No preventive measures
What about prevention measures that could have saved the church from total devastation?
The fire could have been contained because the church is located about 50 meters from the fire station. However, the Oslob fire marshal reported to the Cebu Daily News “they could not respond because their two fire trucks were defective.”
“The fire trucks from nearby towns of Santander, Dalaguete, Argao and Sibonga arrived past 2 a.m. but the fire had already engulfed the church and convent,” the report added.
“The fire department in Boljoon town [next and most proximate to Oslob] failed to send fire trucks because these were also defective.”
So it seems that the fire raged unabated.
The lessons to be learned are obvious.
It was the third fire in Oslob church in 66 years.
The first happened in 1942 when guerrillas burned it down during World War II because it was believed Japanese were hiding inside the structure. From that fire, only coral-stone walls and columns survived.
In 1955, another fire of unknown origin gutted the entire complex, leaving only the masonry walls, wrote Fr. Pedro Galende in his book “Angels in Stone.”
Parishioners rebuilt the convent in 1977 and completed restoration of the church in 1980, following plans earlier prepared by Bishop Santos Gomez Marañon, who also restored the façade and belfry of the Cebu Metropolitan Cathedral, the former Bishop’s Palace next to the cathedral, and the now iconic Magellan’s Cross kiosk that is a prime Cebu tourist destination.
The image of Our Lady of Guadalupe, enshrined in a glass case at the center of the altar, survived the fire, but other religious artifacts and church records were lost.
Now the question for Oslob residents is how to rebuild their church.
There is need for documentation, a full record of architectural plans and photographs, as well as a catalog of all church treasures to guide any future restoration or even reconstruction.

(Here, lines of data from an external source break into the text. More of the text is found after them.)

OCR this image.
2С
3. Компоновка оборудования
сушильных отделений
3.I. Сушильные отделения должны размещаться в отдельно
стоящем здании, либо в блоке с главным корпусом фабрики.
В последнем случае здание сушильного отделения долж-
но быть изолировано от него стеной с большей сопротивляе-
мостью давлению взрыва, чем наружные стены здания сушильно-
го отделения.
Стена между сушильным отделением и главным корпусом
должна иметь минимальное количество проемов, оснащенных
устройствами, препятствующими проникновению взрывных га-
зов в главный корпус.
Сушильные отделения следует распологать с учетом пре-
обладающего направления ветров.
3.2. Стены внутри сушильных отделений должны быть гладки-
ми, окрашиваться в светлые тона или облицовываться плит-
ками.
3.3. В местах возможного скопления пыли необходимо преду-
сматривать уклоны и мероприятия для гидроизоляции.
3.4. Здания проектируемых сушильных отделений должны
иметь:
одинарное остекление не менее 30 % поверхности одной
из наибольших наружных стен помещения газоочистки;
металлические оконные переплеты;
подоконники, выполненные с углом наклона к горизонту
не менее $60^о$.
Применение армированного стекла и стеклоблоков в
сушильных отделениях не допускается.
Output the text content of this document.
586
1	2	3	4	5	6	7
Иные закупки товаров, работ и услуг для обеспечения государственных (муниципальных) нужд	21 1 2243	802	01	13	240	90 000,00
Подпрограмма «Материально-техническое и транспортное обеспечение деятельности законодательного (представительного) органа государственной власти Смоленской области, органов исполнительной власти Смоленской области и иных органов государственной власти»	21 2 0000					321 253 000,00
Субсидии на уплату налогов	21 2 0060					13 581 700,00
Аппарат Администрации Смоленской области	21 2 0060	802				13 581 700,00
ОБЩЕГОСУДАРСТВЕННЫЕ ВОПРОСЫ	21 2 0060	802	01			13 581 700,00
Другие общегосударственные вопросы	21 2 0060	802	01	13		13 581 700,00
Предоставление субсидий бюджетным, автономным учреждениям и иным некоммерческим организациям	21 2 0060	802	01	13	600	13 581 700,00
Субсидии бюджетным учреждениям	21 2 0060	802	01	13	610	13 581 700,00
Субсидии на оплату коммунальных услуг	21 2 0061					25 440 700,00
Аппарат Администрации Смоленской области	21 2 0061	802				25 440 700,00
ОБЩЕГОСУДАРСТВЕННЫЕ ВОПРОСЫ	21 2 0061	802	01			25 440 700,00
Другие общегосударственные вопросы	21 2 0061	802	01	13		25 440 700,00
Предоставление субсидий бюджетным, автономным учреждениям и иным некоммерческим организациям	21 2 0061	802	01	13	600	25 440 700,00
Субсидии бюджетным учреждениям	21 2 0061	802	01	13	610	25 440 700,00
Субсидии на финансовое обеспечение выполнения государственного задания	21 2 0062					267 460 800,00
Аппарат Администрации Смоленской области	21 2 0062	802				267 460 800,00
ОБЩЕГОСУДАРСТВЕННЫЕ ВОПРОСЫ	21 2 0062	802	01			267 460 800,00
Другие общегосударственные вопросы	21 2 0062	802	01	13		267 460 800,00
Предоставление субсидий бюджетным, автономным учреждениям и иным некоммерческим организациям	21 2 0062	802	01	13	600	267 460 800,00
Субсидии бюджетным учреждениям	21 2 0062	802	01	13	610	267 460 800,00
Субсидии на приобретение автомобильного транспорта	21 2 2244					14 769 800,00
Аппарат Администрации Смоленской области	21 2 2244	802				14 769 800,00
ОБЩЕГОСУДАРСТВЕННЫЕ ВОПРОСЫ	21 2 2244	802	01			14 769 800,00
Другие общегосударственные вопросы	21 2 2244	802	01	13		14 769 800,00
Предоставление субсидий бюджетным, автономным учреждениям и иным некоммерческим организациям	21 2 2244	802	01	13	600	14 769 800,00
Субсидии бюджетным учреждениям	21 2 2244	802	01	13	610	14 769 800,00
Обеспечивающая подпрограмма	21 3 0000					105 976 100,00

Another pressing matter is disaster preparedness. This means the town should have fire trucks that work and fire drills to teach local residents how to cope with fire and other disasters.
The burden for adequate disaster control is not on government authorities alone. The Catholic hierarchy, as the owner of churches, should institute its own protective policies and measures as well.
What a sad way to learn that stringent disaster control is very essential to heritage conservation now that Oslob has been lost to the flames!